Como faz falta alguém para aconselhar a turma a segurar a onda, divertir-se sem uma exposição excessiva. Não houvesse o vídeo, eles teriam feito a festa (no meu juízo, brega) e pronto. Porém, nesse mundo de selfies, redes sociais e não sei mais o quê, transformamo-nos em paparazzi de nós mesmos, portanto não basta festejar, é preciso mostrar-se.
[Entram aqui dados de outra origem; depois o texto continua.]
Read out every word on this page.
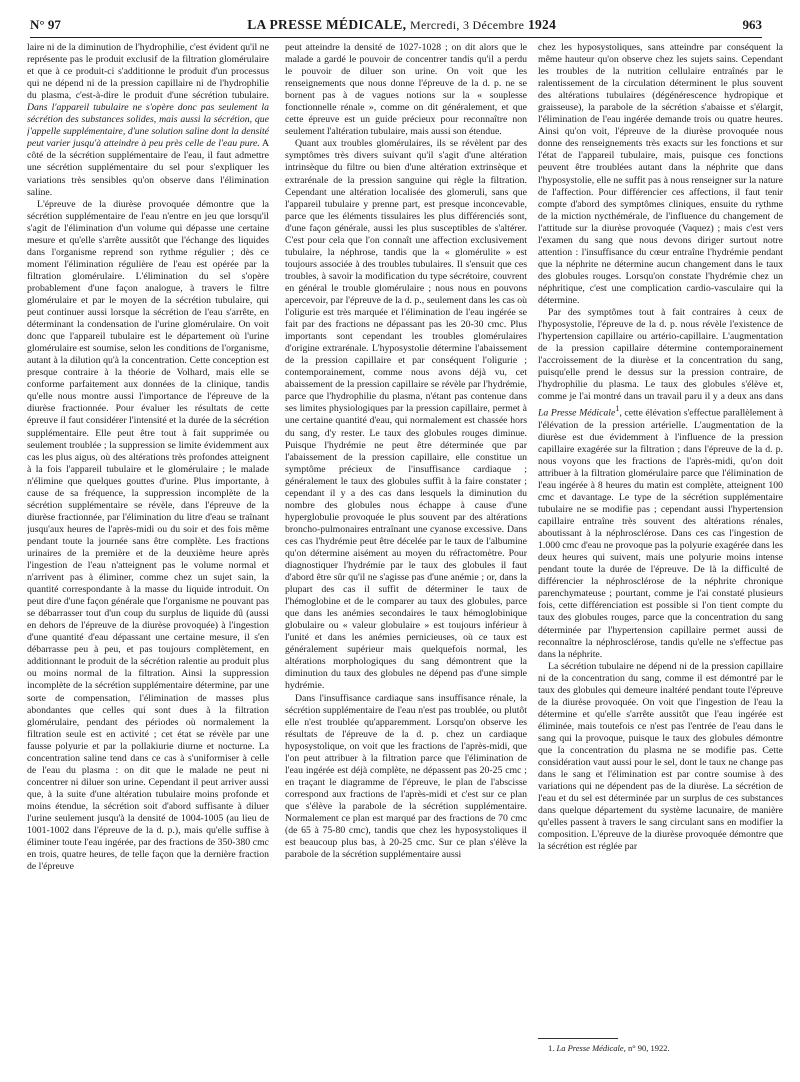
N° 97	LA PRESSE MÉDICALE, Mercredi, 3 Décembre 1924	963

laire ni de la diminution de l'hydrophilie, c'est évident qu'il ne représente pas le produit exclusif de la filtration glomérulaire et que à ce produit-ci s'additionne le produit d'un processus qui ne dépend ni de la pression capillaire ni de l'hydrophilie du plasma, c'est-à-dire le produit d'une sécrétion tubulaire. Dans l'appareil tubulaire ne s'opère donc pas seulement la sécrétion des substances solides, mais aussi la sécrétion, que j'appelle supplémentaire, d'une solution saline dont la densité peut varier jusqu'à atteindre à peu près celle de l'eau pure. A côté de la sécrétion supplémentaire de l'eau, il faut admettre une sécrétion supplémentaire du sel pour s'expliquer les variations très sensibles qu'on observe dans l'élimination saline.

L'épreuve de la diurèse provoquée démontre que la sécrétion supplémentaire de l'eau n'entre en jeu que lorsqu'il s'agit de l'élimination d'un volume qui dépasse une certaine mesure et qu'elle s'arrête aussitôt que l'échange des liquides dans l'organisme reprend son rythme régulier ; dès ce moment l'élimination régulière de l'eau est opérée par la filtration glomérulaire. L'élimination du sel s'opère probablement d'une façon analogue, à travers le filtre glomérulaire et par le moyen de la sécrétion tubulaire, qui peut continuer aussi lorsque la sécrétion de l'eau s'arrête, en déterminant la condensation de l'urine glomérulaire. On voit donc que l'appareil tubulaire est le département où l'urine glomérulaire est soumise, selon les conditions de l'organisme, autant à la dilution qu'à la concentration. Cette conception est presque contraire à la théorie de Volhard, mais elle se conforme parfaitement aux données de la clinique, tandis qu'elle nous montre aussi l'importance de l'épreuve de la diurèse fractionnée. Pour évaluer les résultats de cette épreuve il faut considérer l'intensité et la durée de la sécrétion supplémentaire. Elle peut être tout à fait supprimée ou seulement troublée ; la suppression se limite évidemment aux cas les plus aigus, où des altérations très profondes atteignent à la fois l'appareil tubulaire et le glomérulaire ; le malade n'élimine que quelques gouttes d'urine. Plus importante, à cause de sa fréquence, la suppression incomplète de la sécrétion supplémentaire se révèle, dans l'épreuve de la diurèse fractionnée, par l'élimination du litre d'eau se traînant jusqu'aux heures de l'après-midi ou du soir et des fois même pendant toute la journée sans être complète. Les fractions urinaires de la première et de la deuxième heure après l'ingestion de l'eau n'atteignent pas le volume normal et n'arrivent pas à éliminer, comme chez un sujet sain, la quantité correspondante à la masse du liquide introduit. On peut dire d'une façon générale que l'organisme ne pouvant pas se débarrasser tout d'un coup du surplus de liquide dû (aussi en dehors de l'épreuve de la diurèse provoquée) à l'ingestion d'une quantité d'eau dépassant une certaine mesure, il s'en débarrasse peu à peu, et pas toujours complètement, en additionnant le produit de la sécrétion ralentie au produit plus ou moins normal de la filtration. Ainsi la suppression incomplète de la sécrétion supplémentaire détermine, par une sorte de compensation, l'élimination de masses plus abondantes que celles qui sont dues à la filtration glomérulaire, pendant des périodes où normalement la filtration seule est en activité ; cet état se révèle par une fausse polyurie et par la pollakiurie diurne et nocturne. La concentration saline tend dans ce cas à s'uniformiser à celle de l'eau du plasma : on dit que le malade ne peut ni concentrer ni diluer son urine. Cependant il peut arriver aussi que, à la suite d'une altération tubulaire moins profonde et moins étendue, la sécrétion soit d'abord suffisante à diluer l'urine seulement jusqu'à la densité de 1004-1005 (au lieu de 1001-1002 dans l'épreuve de la d. p.), mais qu'elle suffise à éliminer toute l'eau ingérée, par des fractions de 350-380 cmc en trois, quatre heures, de telle façon que la dernière fraction de l'épreuve

peut atteindre la densité de 1027-1028 ; on dit alors que le malade a gardé le pouvoir de concentrer tandis qu'il a perdu le pouvoir de diluer son urine. On voit que les renseignements que nous donne l'épreuve de la d. p. ne se bornent pas à de vagues notions sur la « souplesse fonctionnelle rénale », comme on dit généralement, et que cette épreuve est un guide précieux pour reconnaître non seulement l'altération tubulaire, mais aussi son étendue.

Quant aux troubles glomérulaires, ils se révèlent par des symptômes très divers suivant qu'il s'agit d'une altération intrinsèque du filtre ou bien d'une altération extrinsèque et extrarénale de la pression sanguine qui règle la filtration. Cependant une altération localisée des glomeruli, sans que l'appareil tubulaire y prenne part, est presque inconcevable, parce que les éléments tissulaires les plus différenciés sont, d'une façon générale, aussi les plus susceptibles de s'altérer. C'est pour cela que l'on connaît une affection exclusivement tubulaire, la néphrose, tandis que la « glomérulite » est toujours associée à des troubles tubulaires. Il s'ensuit que ces troubles, à savoir la modification du type sécrétoire, couvrent en général le trouble glomérulaire ; nous nous en pouvons apercevoir, par l'épreuve de la d. p., seulement dans les cas où l'oligurie est très marquée et l'élimination de l'eau ingérée se fait par des fractions ne dépassant pas les 20-30 cmc. Plus importants sont cependant les troubles glomérulaires d'origine extrarénale. L'hyposystolie détermine l'abaissement de la pression capillaire et par conséquent l'oligurie ; contemporainement, comme nous avons déjà vu, cet abaissement de la pression capillaire se révèle par l'hydrémie, parce que l'hydrophilie du plasma, n'étant pas contenue dans ses limites physiologiques par la pression capillaire, permet à une certaine quantité d'eau, qui normalement est chassée hors du sang, d'y rester. Le taux des globules rouges diminue. Puisque l'hydrémie ne peut être déterminée que par l'abaissement de la pression capillaire, elle constitue un symptôme précieux de l'insuffisance cardiaque ; généralement le taux des globules suffit à la faire constater ; cependant il y a des cas dans lesquels la diminution du nombre des globules nous échappe à cause d'une hyperglobulie provoquée le plus souvent par des altérations broncho-pulmonaires entraînant une cyanose excessive. Dans ces cas l'hydrémie peut être décelée par le taux de l'albumine qu'on détermine aisément au moyen du réfractomètre. Pour diagnostiquer l'hydrémie par le taux des globules il faut d'abord être sûr qu'il ne s'agisse pas d'une anémie ; or, dans la plupart des cas il suffit de déterminer le taux de l'hémoglobine et de le comparer au taux des globules, parce que dans les anémies secondaires le taux hémoglobinique globulaire ou « valeur globulaire » est toujours inférieur à l'unité et dans les anémies pernicieuses, où ce taux est généralement supérieur mais quelquefois normal, les altérations morphologiques du sang démontrent que la diminution du taux des globules ne dépend pas d'une simple hydrémie.

Dans l'insuffisance cardiaque sans insuffisance rénale, la sécrétion supplémentaire de l'eau n'est pas troublée, ou plutôt elle n'est troublée qu'apparemment. Lorsqu'on observe les résultats de l'épreuve de la d. p. chez un cardiaque hyposystolique, on voit que les fractions de l'après-midi, que l'on peut attribuer à la filtration parce que l'élimination de l'eau ingérée est déjà complète, ne dépassent pas 20-25 cmc ; en traçant le diagramme de l'épreuve, le plan de l'abscisse correspond aux fractions de l'après-midi et c'est sur ce plan que s'élève la parabole de la sécrétion supplémentaire. Normalement ce plan est marqué par des fractions de 70 cmc (de 65 à 75-80 cmc), tandis que chez les hyposystoliques il est beaucoup plus bas, à 20-25 cmc. Sur ce plan s'élève la parabole de la sécrétion supplémentaire aussi

chez les hyposystoliques, sans atteindre par conséquent la même hauteur qu'on observe chez les sujets sains. Cependant les troubles de la nutrition cellulaire entraînés par le ralentissement de la circulation déterminent le plus souvent des altérations tubulaires (dégénérescence hydropique et graisseuse), la parabole de la sécrétion s'abaisse et s'élargit, l'élimination de l'eau ingérée demande trois ou quatre heures. Ainsi qu'on voit, l'épreuve de la diurèse provoquée nous donne des renseignements très exacts sur les fonctions et sur l'état de l'appareil tubulaire, mais, puisque ces fonctions peuvent être troublées autant dans la néphrite que dans l'hyposystolie, elle ne suffit pas à nous renseigner sur la nature de l'affection. Pour différencier ces affections, il faut tenir compte d'abord des symptômes cliniques, ensuite du rythme de la miction nycthémérale, de l'influence du changement de l'attitude sur la diurèse provoquée (Vaquez) ; mais c'est vers l'examen du sang que nous devons diriger surtout notre attention : l'insuffisance du cœur entraîne l'hydrémie pendant que la néphrite ne détermine aucun changement dans le taux des globules rouges. Lorsqu'on constate l'hydrémie chez un néphritique, c'est une complication cardio-vasculaire qui la détermine.

Par des symptômes tout à fait contraires à ceux de l'hyposystolie, l'épreuve de la d. p. nous révèle l'existence de l'hypertension capillaire ou artério-capillaire. L'augmentation de la pression capillaire détermine contemporainement l'accroissement de la diurèse et la concentration du sang, puisqu'elle prend le dessus sur la pression contraire, de l'hydrophilie du plasma. Le taux des globules s'élève et, comme je l'ai montré dans un travail paru il y a deux ans dans La Presse Médicale$^1$, cette élévation s'effectue parallèlement à l'élévation de la pression artérielle. L'augmentation de la diurèse est due évidemment à l'influence de la pression capillaire exagérée sur la filtration ; dans l'épreuve de la d. p. nous voyons que les fractions de l'après-midi, qu'on doit attribuer à la filtration glomérulaire parce que l'élimination de l'eau ingérée à 8 heures du matin est complète, atteignent 100 cmc et davantage. Le type de la sécrétion supplémentaire tubulaire ne se modifie pas ; cependant aussi l'hypertension capillaire entraîne très souvent des altérations rénales, aboutissant à la néphrosclérose. Dans ces cas l'ingestion de 1.000 cmc d'eau ne provoque pas la polyurie exagérée dans les deux heures qui suivent, mais une polyurie moins intense pendant toute la durée de l'épreuve. De là la difficulté de différencier la néphrosclérose de la néphrite chronique parenchymateuse ; pourtant, comme je l'ai constaté plusieurs fois, cette différenciation est possible si l'on tient compte du taux des globules rouges, parce que la concentration du sang déterminée par l'hypertension capillaire permet aussi de reconnaître la néphrosclérose, tandis qu'elle ne s'effectue pas dans la néphrite.

La sécrétion tubulaire ne dépend ni de la pression capillaire ni de la concentration du sang, comme il est démontré par le taux des globules qui demeure inaltéré pendant toute l'épreuve de la diurèse provoquée. On voit que l'ingestion de l'eau la détermine et qu'elle s'arrête aussitôt que l'eau ingérée est éliminée, mais toutefois ce n'est pas l'entrée de l'eau dans le sang qui la provoque, puisque le taux des globules démontre que la concentration du plasma ne se modifie pas. Cette considération vaut aussi pour le sel, dont le taux ne change pas dans le sang et l'élimination est par contre soumise à des variations qui ne dépendent pas de la diurèse. La sécrétion de l'eau et du sel est déterminée par un surplus de ces substances dans quelque département du système lacunaire, de manière qu'elles passent à travers le sang circulant sans en modifier la composition. L'épreuve de la diurèse provoquée démontre que la sécrétion est réglée par

1. La Presse Médicale, n° 90, 1922.
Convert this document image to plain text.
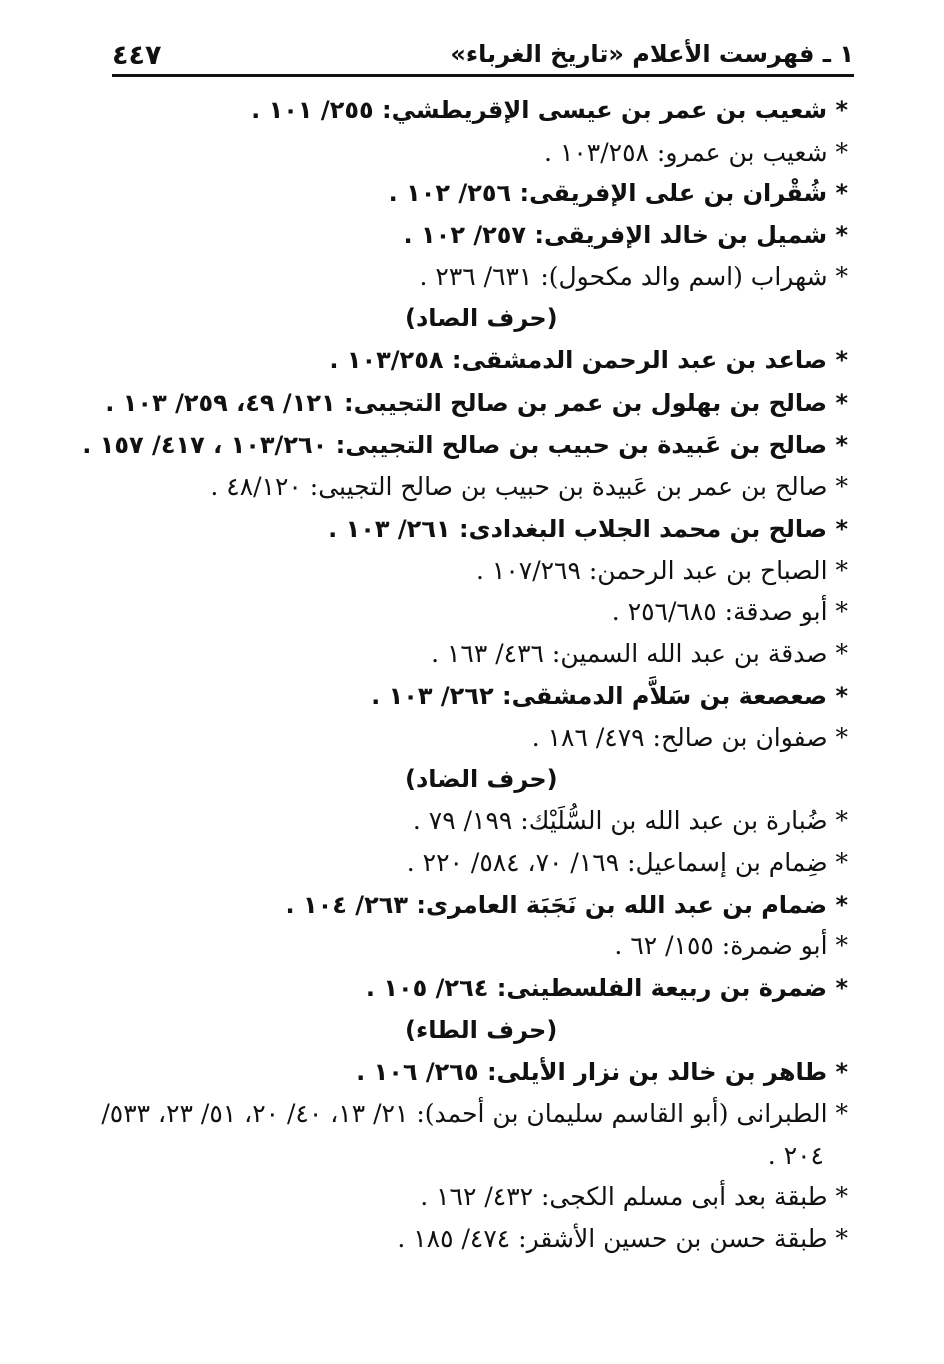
٤٤٧	١ ـ فهرست الأعلام «تاريخ الغرباء»
* شعيب بن عمر بن عيسى الإقريطشي: ٢٥٥/ ١٠١ .
* شعيب بن عمرو: ١٠٣/٢٥٨ .
* شُقْران بن على الإفريقى: ٢٥٦/ ١٠٢ .
* شميل بن خالد الإفريقى: ٢٥٧/ ١٠٢ .
* شهراب (اسم والد مكحول): ٦٣١/ ٢٣٦ .
(حرف الصاد)
* صاعد بن عبد الرحمن الدمشقى: ١٠٣/٢٥٨ .
* صالح بن بهلول بن عمر بن صالح التجيبى: ١٢١/ ٤٩، ٢٥٩/ ١٠٣ .
* صالح بن عَبيدة بن حبيب بن صالح التجيبى: ١٠٣/٢٦٠ ، ٤١٧/ ١٥٧ .
* صالح بن عمر بن عَبيدة بن حبيب بن صالح التجيبى: ٤٨/١٢٠ .
* صالح بن محمد الجلاب البغدادى: ٢٦١/ ١٠٣ .
* الصباح بن عبد الرحمن: ١٠٧/٢٦٩ .
* أبو صدقة: ٢٥٦/٦٨٥ .
* صدقة بن عبد الله السمين: ٤٣٦/ ١٦٣ .
* صعصعة بن سَلاَّم الدمشقى: ٢٦٢/ ١٠٣ .
* صفوان بن صالح: ٤٧٩/ ١٨٦ .
(حرف الضاد)
* ضُبارة بن عبد الله بن السُّلَيْك: ١٩٩/ ٧٩ .
* ضِمام بن إسماعيل: ١٦٩/ ٧٠، ٥٨٤/ ٢٢٠ .
* ضمام بن عبد الله بن نَجَبَة العامرى: ٢٦٣/ ١٠٤ .
* أبو ضمرة: ١٥٥/ ٦٢ .
* ضمرة بن ربيعة الفلسطينى: ٢٦٤/ ١٠٥ .
(حرف الطاء)
* طاهر بن خالد بن نزار الأيلى: ٢٦٥/ ١٠٦ .
* الطبرانى (أبو القاسم سليمان بن أحمد): ٢١/ ١٣، ٤٠/ ٢٠، ٥١/ ٢٣، ٥٣٣/
٢٠٤ .
* طبقة بعد أبى مسلم الكجى: ٤٣٢/ ١٦٢ .
* طبقة حسن بن حسين الأشقر: ٤٧٤/ ١٨٥ .
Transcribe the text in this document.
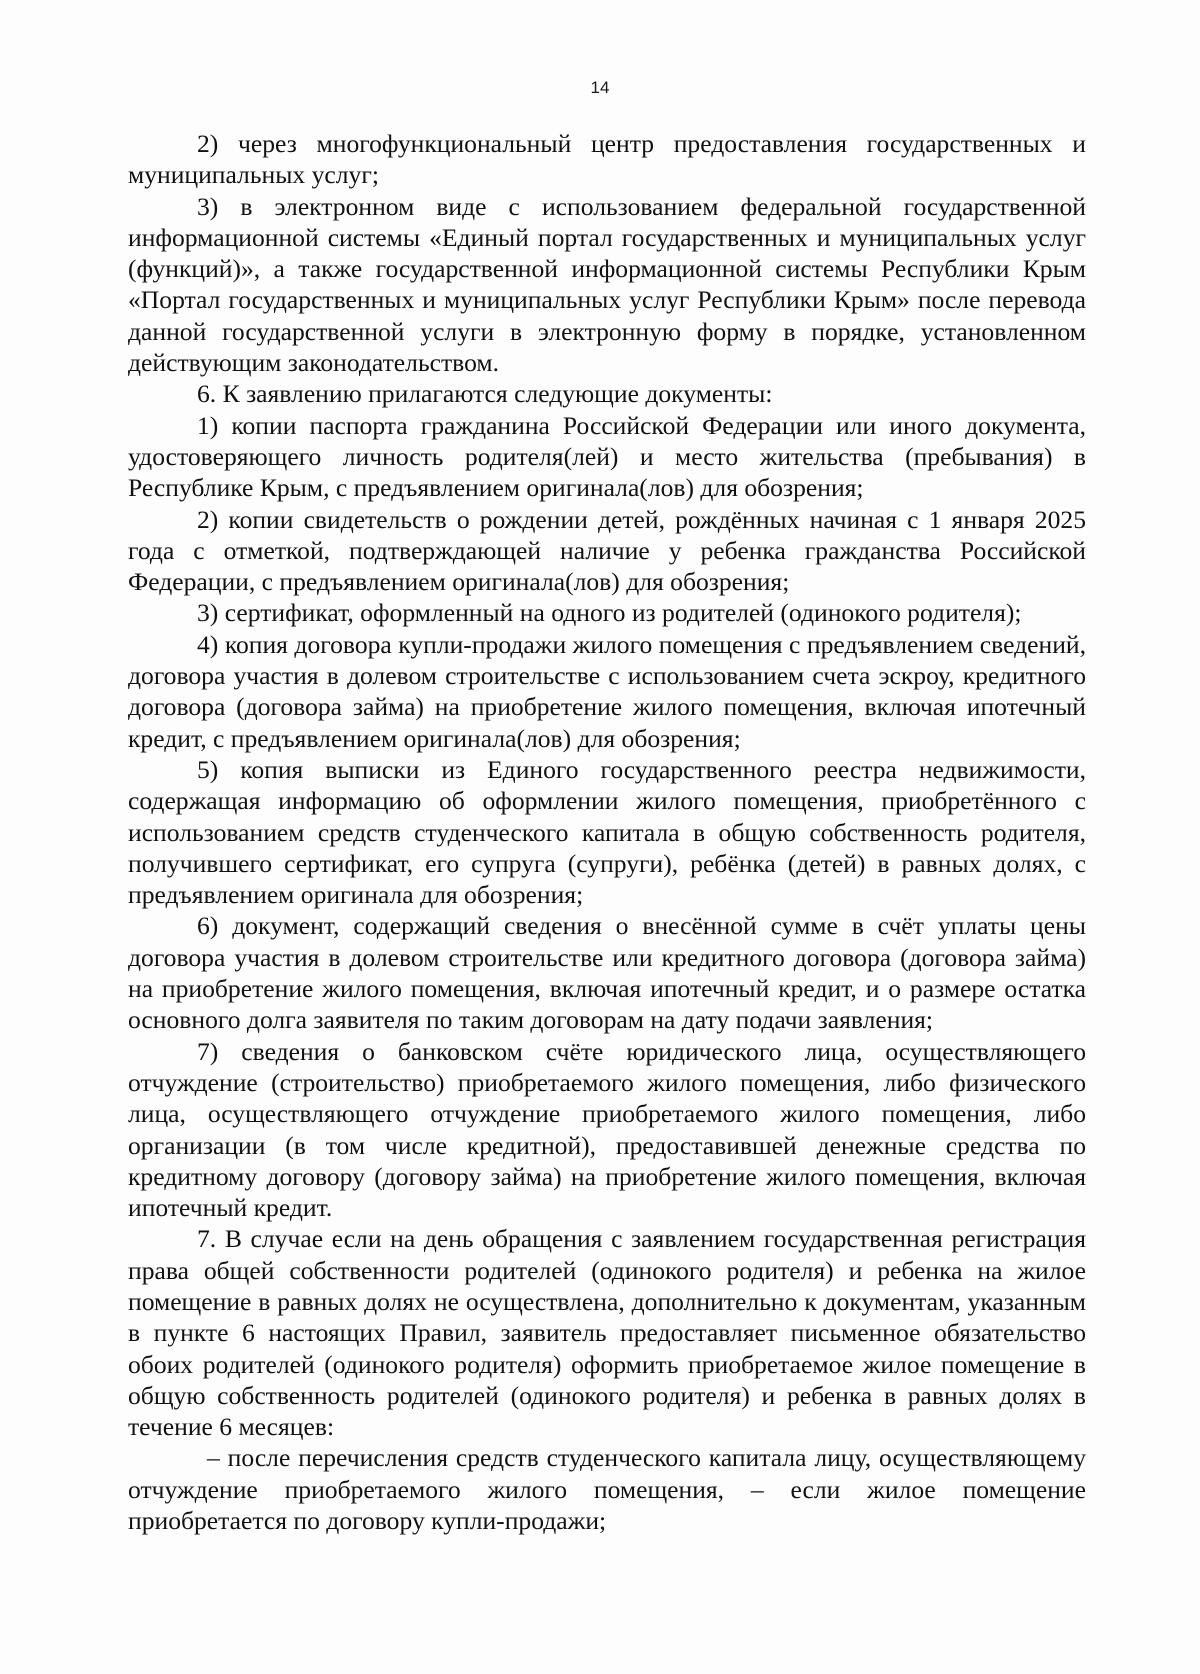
14

2) через многофункциональный центр предоставления государственных и муниципальных услуг;

3) в электронном виде с использованием федеральной государственной информационной системы «Единый портал государственных и муниципальных услуг (функций)», а также государственной информационной системы Республики Крым «Портал государственных и муниципальных услуг Республики Крым» после перевода данной государственной услуги в электронную форму в порядке, установленном действующим законодательством.

6. К заявлению прилагаются следующие документы:

1) копии паспорта гражданина Российской Федерации или иного документа, удостоверяющего личность родителя(лей) и место жительства (пребывания) в Республике Крым, с предъявлением оригинала(лов) для обозрения;

2) копии свидетельств о рождении детей, рождённых начиная с 1 января 2025 года с отметкой, подтверждающей наличие у ребенка гражданства Российской Федерации, с предъявлением оригинала(лов) для обозрения;

3) сертификат, оформленный на одного из родителей (одинокого родителя);

4) копия договора купли-продажи жилого помещения с предъявлением сведений, договора участия в долевом строительстве с использованием счета эскроу, кредитного договора (договора займа) на приобретение жилого помещения, включая ипотечный кредит, с предъявлением оригинала(лов) для обозрения;

5) копия выписки из Единого государственного реестра недвижимости, содержащая информацию об оформлении жилого помещения, приобретённого с использованием средств студенческого капитала в общую собственность родителя, получившего сертификат, его супруга (супруги), ребёнка (детей) в равных долях, с предъявлением оригинала для обозрения;

6) документ, содержащий сведения о внесённой сумме в счёт уплаты цены договора участия в долевом строительстве или кредитного договора (договора займа) на приобретение жилого помещения, включая ипотечный кредит, и о размере остатка основного долга заявителя по таким договорам на дату подачи заявления;

7) сведения о банковском счёте юридического лица, осуществляющего отчуждение (строительство) приобретаемого жилого помещения, либо физического лица, осуществляющего отчуждение приобретаемого жилого помещения, либо организации (в том числе кредитной), предоставившей денежные средства по кредитному договору (договору займа) на приобретение жилого помещения, включая ипотечный кредит.

7. В случае если на день обращения с заявлением государственная регистрация права общей собственности родителей (одинокого родителя) и ребенка на жилое помещение в равных долях не осуществлена, дополнительно к документам, указанным в пункте 6 настоящих Правил, заявитель предоставляет письменное обязательство обоих родителей (одинокого родителя) оформить приобретаемое жилое помещение в общую собственность родителей (одинокого родителя) и ребенка в равных долях в течение 6 месяцев:

– после перечисления средств студенческого капитала лицу, осуществляющему отчуждение приобретаемого жилого помещения, – если жилое помещение приобретается по договору купли-продажи;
O bafafá não impediu de o Brasil despachar a Coreia do Sul. Com gols de Vini Júnior, um dos comensais, Neymar, Richarlison e Paquetá, a seleção passeou em campo. A cada gol, uma dancinha; a cada dancinha, outra polêmica. Vini Júnior já vinha sendo criticado, nos jogos do Real Madri, pelo modo como comemora os gols, o que acabou em ataque racista (um processo movido por ele contra seus agressores parece ter sido interrompido na justiça, que não viu ofensa em ele ser chamado de “macaco”, além de não ficar claro quem era o responsável pelo que a justiça entende como “suposto” xingamento). Vini não deu o braço a torcer e continua dançando. Seus colegas, no Catar, fazem-lhe companhia. A crítica, que vê a comemoração como um desrespeito ao adversário, se espalhou para o time inteiro.

Assim a treta vai tirando o lugar do futebol. Se a do filé me mobiliza a marcar posição, a achar ostensiva a festa, a da dancinha me dá uma gastura sem fim. Como diz um dos narradores da Globo, eu quero é gritar gol e ver a rapaziada dançar.